Undocumented migrants in the Netherlands usually do not have access to formal elements of the Welfare Pentagon (including formal labour markets and social protection via public institutions). In such cases, they usually turn to informal parts of the Welfare Pentagon, seeking work in the informal economy and relying on personal networks and family to meet their needs.
In the early years of migration to the Netherlands, social protection for immigrants was limited, as immigrants were expected to return to home after a short stay. Once it became clear that many migrants remained in the Netherlands, it was evident they would also need access to social protection.

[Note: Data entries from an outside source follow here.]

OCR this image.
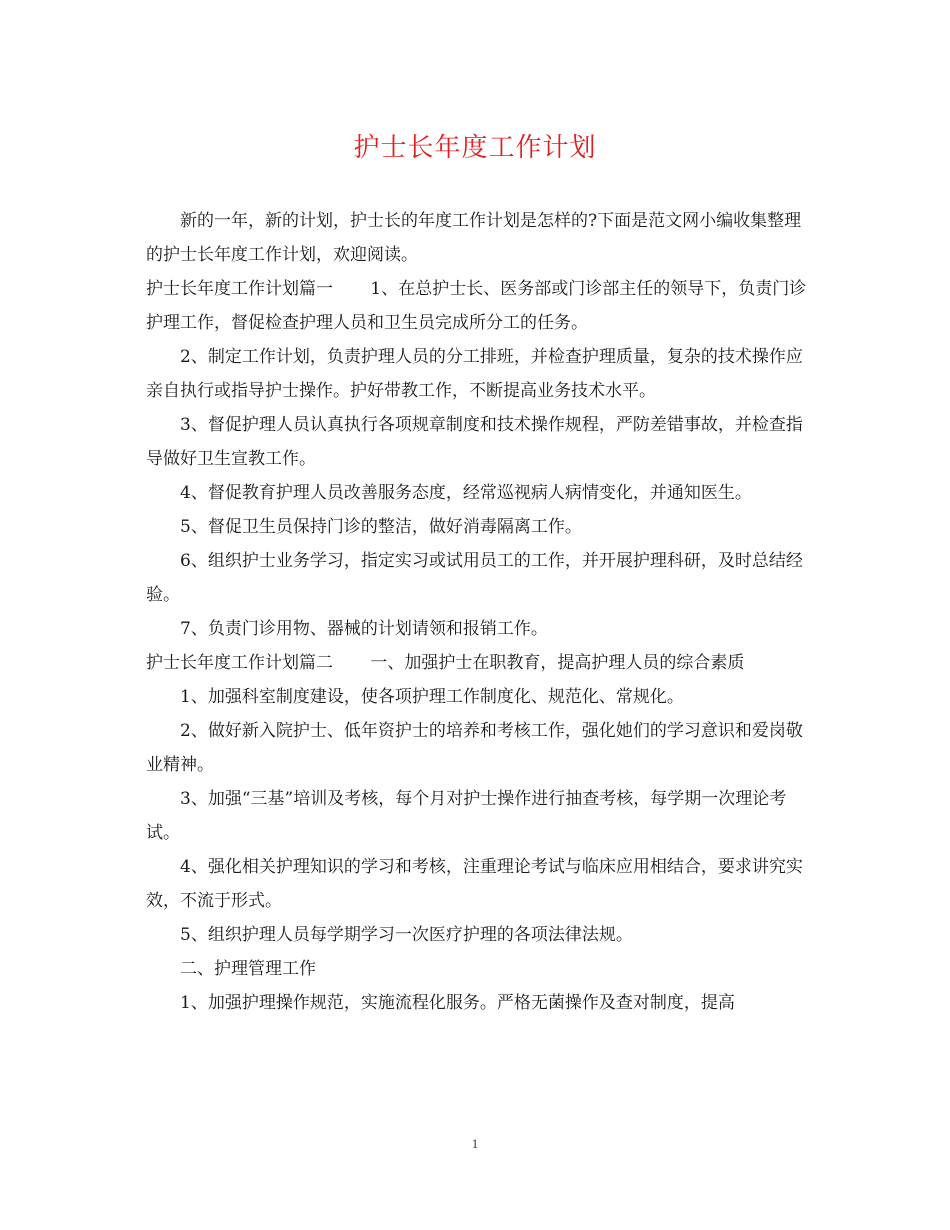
护士长年度工作计划

新的一年，新的计划，护士长的年度工作计划是怎样的?下面是范文网小编收集整理的护士长年度工作计划，欢迎阅读。

护士长年度工作计划篇一 1、在总护士长、医务部或门诊部主任的领导下，负责门诊护理工作，督促检查护理人员和卫生员完成所分工的任务。

2、制定工作计划，负责护理人员的分工排班，并检查护理质量，复杂的技术操作应亲自执行或指导护士操作。护好带教工作，不断提高业务技术水平。

3、督促护理人员认真执行各项规章制度和技术操作规程，严防差错事故，并检查指导做好卫生宣教工作。

4、督促教育护理人员改善服务态度，经常巡视病人病情变化，并通知医生。

5、督促卫生员保持门诊的整洁，做好消毒隔离工作。

6、组织护士业务学习，指定实习或试用员工的工作，并开展护理科研，及时总结经验。

7、负责门诊用物、器械的计划请领和报销工作。

护士长年度工作计划篇二 一、加强护士在职教育，提高护理人员的综合素质

1、加强科室制度建设，使各项护理工作制度化、规范化、常规化。

2、做好新入院护士、低年资护士的培养和考核工作，强化她们的学习意识和爱岗敬业精神。

3、加强“三基”培训及考核，每个月对护士操作进行抽查考核，每学期一次理论考试。

4、强化相关护理知识的学习和考核，注重理论考试与临床应用相结合，要求讲究实效，不流于形式。

5、组织护理人员每学期学习一次医疗护理的各项法律法规。

二、护理管理工作

1、加强护理操作规范，实施流程化服务。严格无菌操作及查对制度，提高

1
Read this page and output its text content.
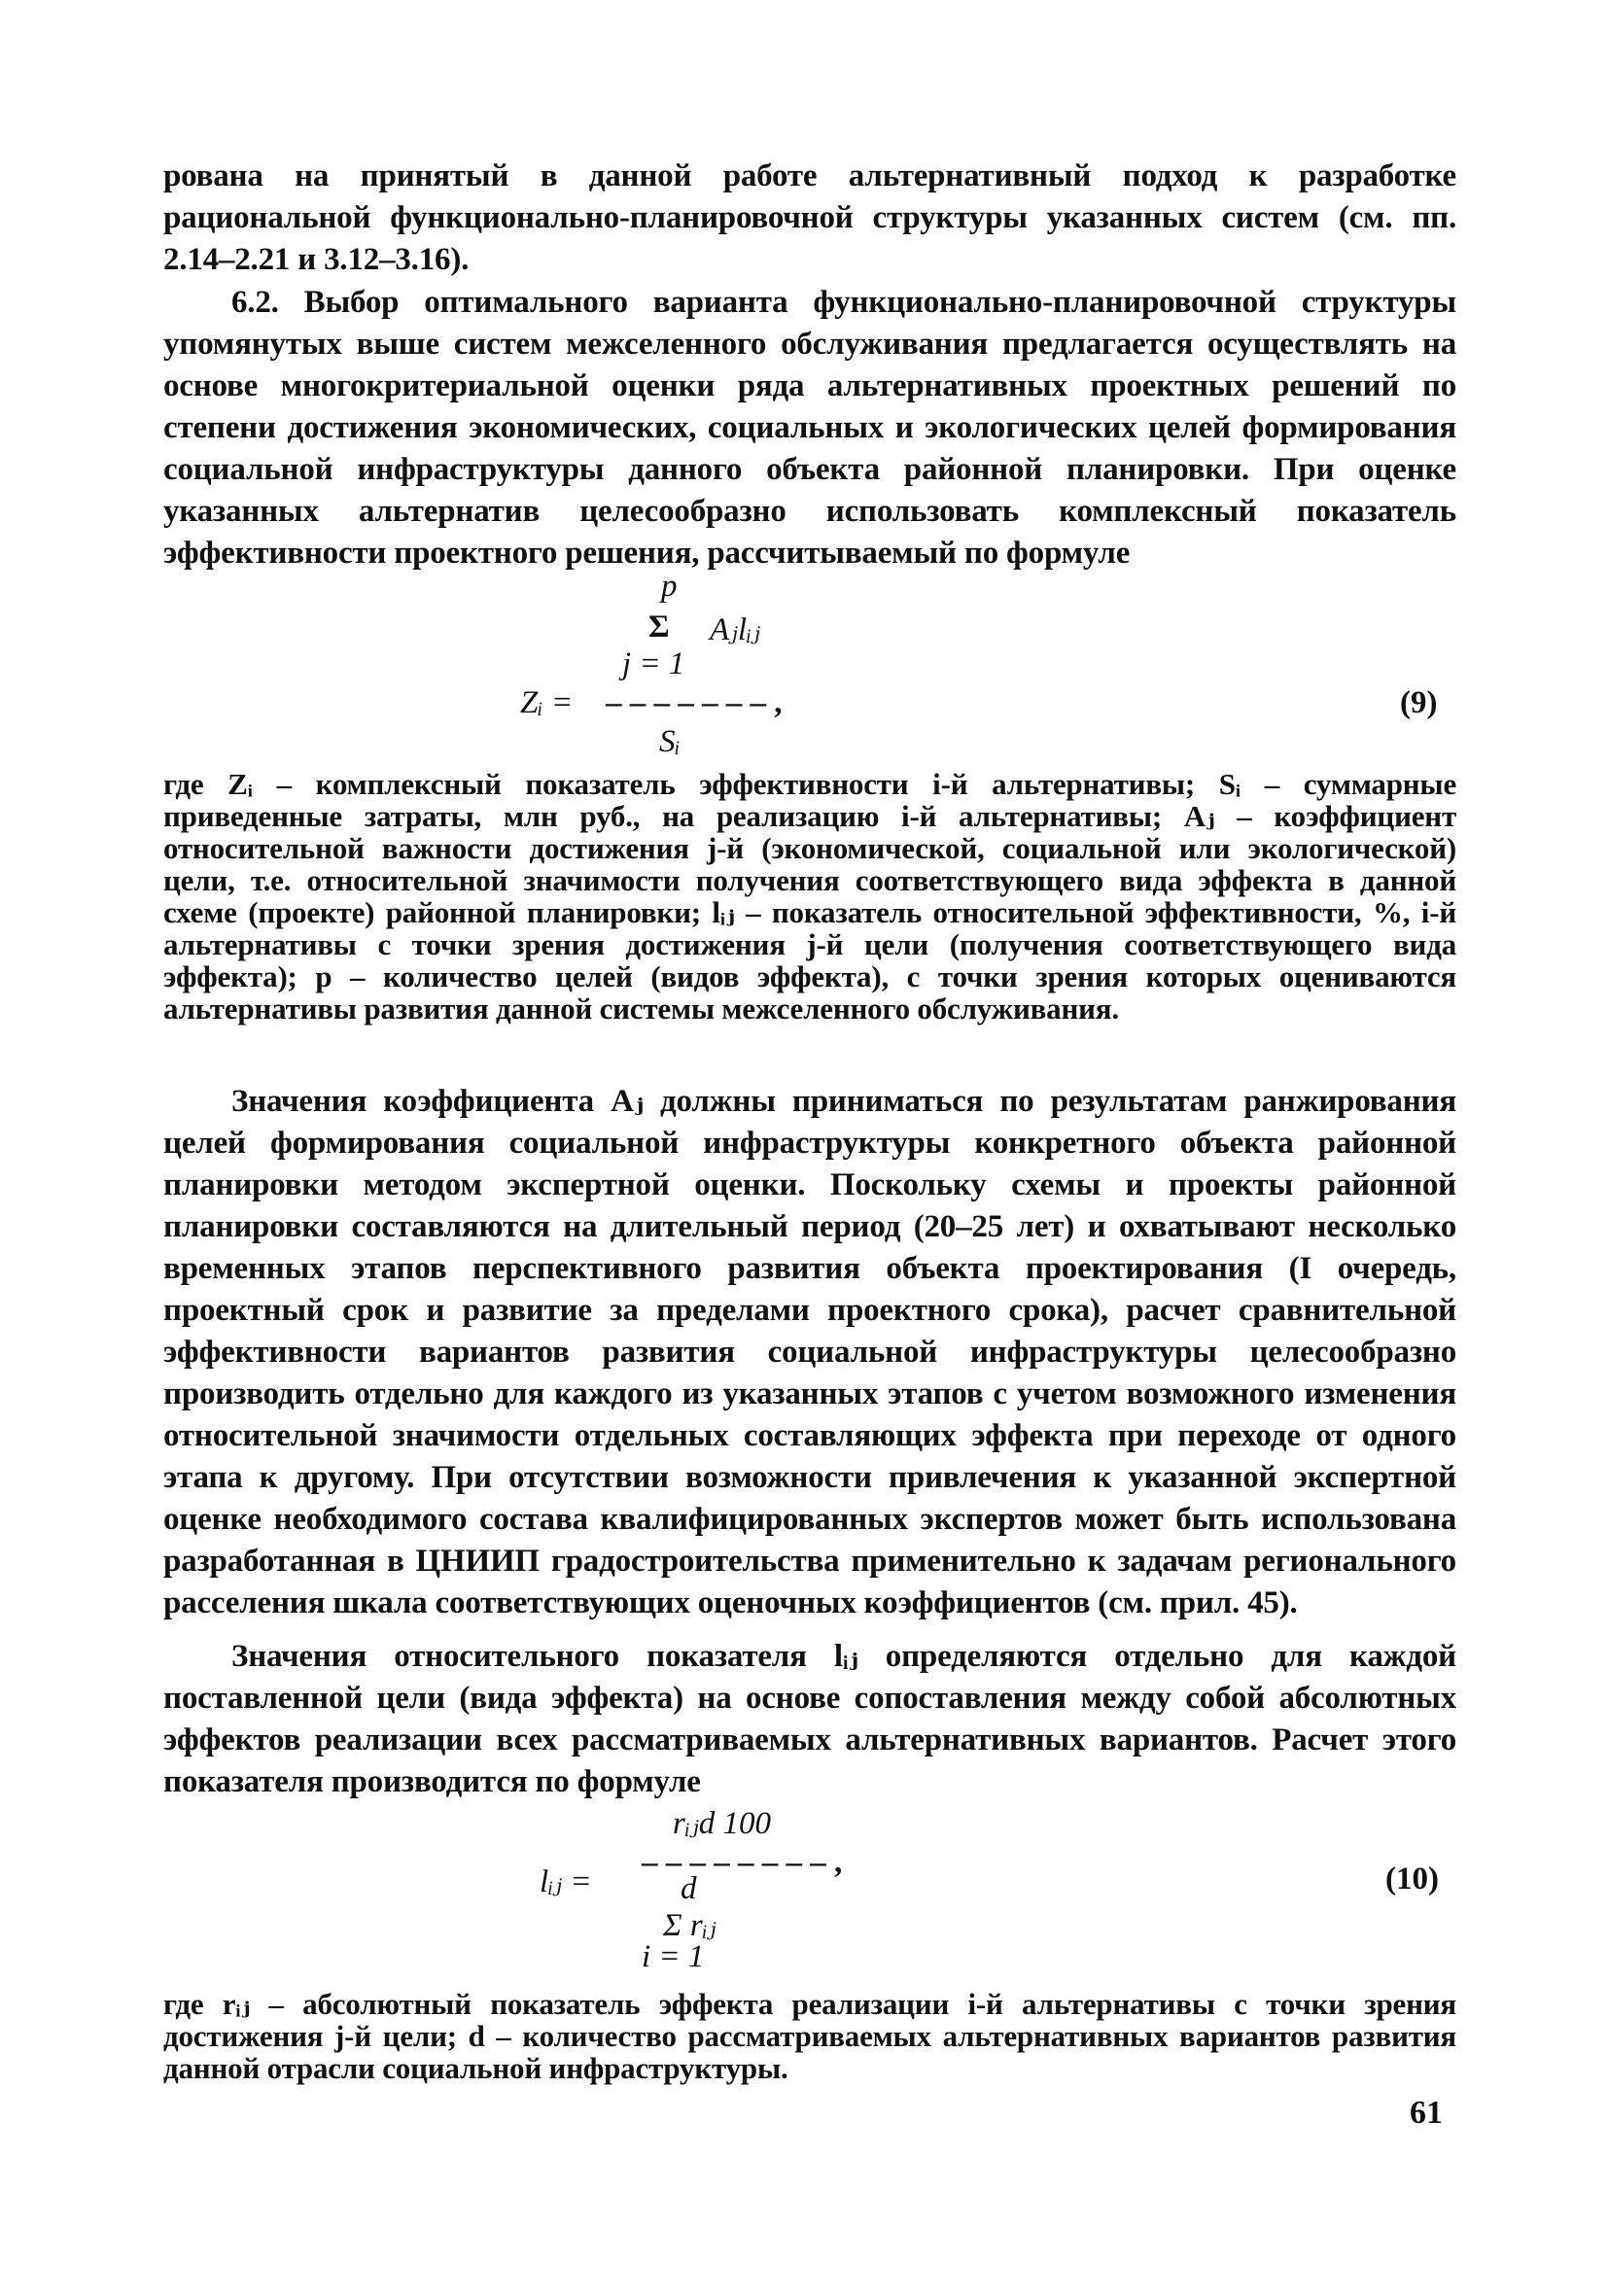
рована на принятый в данной работе альтернативный подход к разработке рациональной функционально-планировочной структуры указанных систем (см. пп. 2.14–2.21 и 3.12–3.16).
6.2. Выбор оптимального варианта функционально-планировочной структуры упомянутых выше систем межселенного обслуживания предлагается осуществлять на основе многокритериальной оценки ряда альтернативных проектных решений по степени достижения экономических, социальных и экологических целей формирования социальной инфраструктуры данного объекта районной планировки. При оценке указанных альтернатив целесообразно использовать комплексный показатель эффективности проектного решения, рассчитываемый по формуле
p
Σ Aⱼlᵢⱼ
j = 1
Zᵢ = – – – – – – – ,
Sᵢ
(9)
где Zᵢ – комплексный показатель эффективности i-й альтернативы; Sᵢ – суммарные приведенные затраты, млн руб., на реализацию i-й альтернативы; Aⱼ – коэффициент относительной важности достижения j-й (экономической, социальной или экологической) цели, т.е. относительной значимости получения соответствующего вида эффекта в данной схеме (проекте) районной планировки; lᵢⱼ – показатель относительной эффективности, %, i-й альтернативы с точки зрения достижения j-й цели (получения соответствующего вида эффекта); p – количество целей (видов эффекта), с точки зрения которых оцениваются альтернативы развития данной системы межселенного обслуживания.
Значения коэффициента Aⱼ должны приниматься по результатам ранжирования целей формирования социальной инфраструктуры конкретного объекта районной планировки методом экспертной оценки. Поскольку схемы и проекты районной планировки составляются на длительный период (20–25 лет) и охватывают несколько временных этапов перспективного развития объекта проектирования (I очередь, проектный срок и развитие за пределами проектного срока), расчет сравнительной эффективности вариантов развития социальной инфраструктуры целесообразно производить отдельно для каждого из указанных этапов с учетом возможного изменения относительной значимости отдельных составляющих эффекта при переходе от одного этапа к другому. При отсутствии возможности привлечения к указанной экспертной оценке необходимого состава квалифицированных экспертов может быть использована разработанная в ЦНИИП градостроительства применительно к задачам регионального расселения шкала соответствующих оценочных коэффициентов (см. прил. 45).
Значения относительного показателя lᵢⱼ определяются отдельно для каждой поставленной цели (вида эффекта) на основе сопоставления между собой абсолютных эффектов реализации всех рассматриваемых альтернативных вариантов. Расчет этого показателя производится по формуле
rᵢⱼd 100
lᵢⱼ =
– – – – – – – – ,
d
Σ rᵢⱼ
i = 1
(10)
где rᵢⱼ – абсолютный показатель эффекта реализации i-й альтернативы с точки зрения достижения j-й цели; d – количество рассматриваемых альтернативных вариантов развития данной отрасли социальной инфраструктуры.
61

The system was quite generous for both natives and immigrants in the 1970s and 1980s. In the 1990s, benefits were cut back for everyone, with the most notable changes occurring since 2000.
This article has highlighted the three major events that have drastically altered the social protection situation of migrants. First, the changing composition of migrants and the rise in highly skilled immigrants has meant there is less demand on the social protection system (highly skilled workers are less vulnerable to economic inactivity). Second, since the 1990s, government policy has pushed a large number of people back onto the labour market, including large numbers of migrant workers, who were overrepresented among the non-active social benefit recipients. Finally, the implementation of the Linkage Act made it practically impossible for migrants to claim social benefits, as this leads to the immediate loss of resident permits or the refusal of renewal.
It has become increasingly clear that there is a mismatch between contributions of migrants (particularly migrants without permanent residency status) and their access to social protection. Given that access to social benefits is linked to the duration of stay — and residence permits will not be renewed unless the immigrant has a near perfect “track record” including ongoing employment and health issuance — it becomes almost impossible for many migrants to benefit from the contributions they (and their employers) make.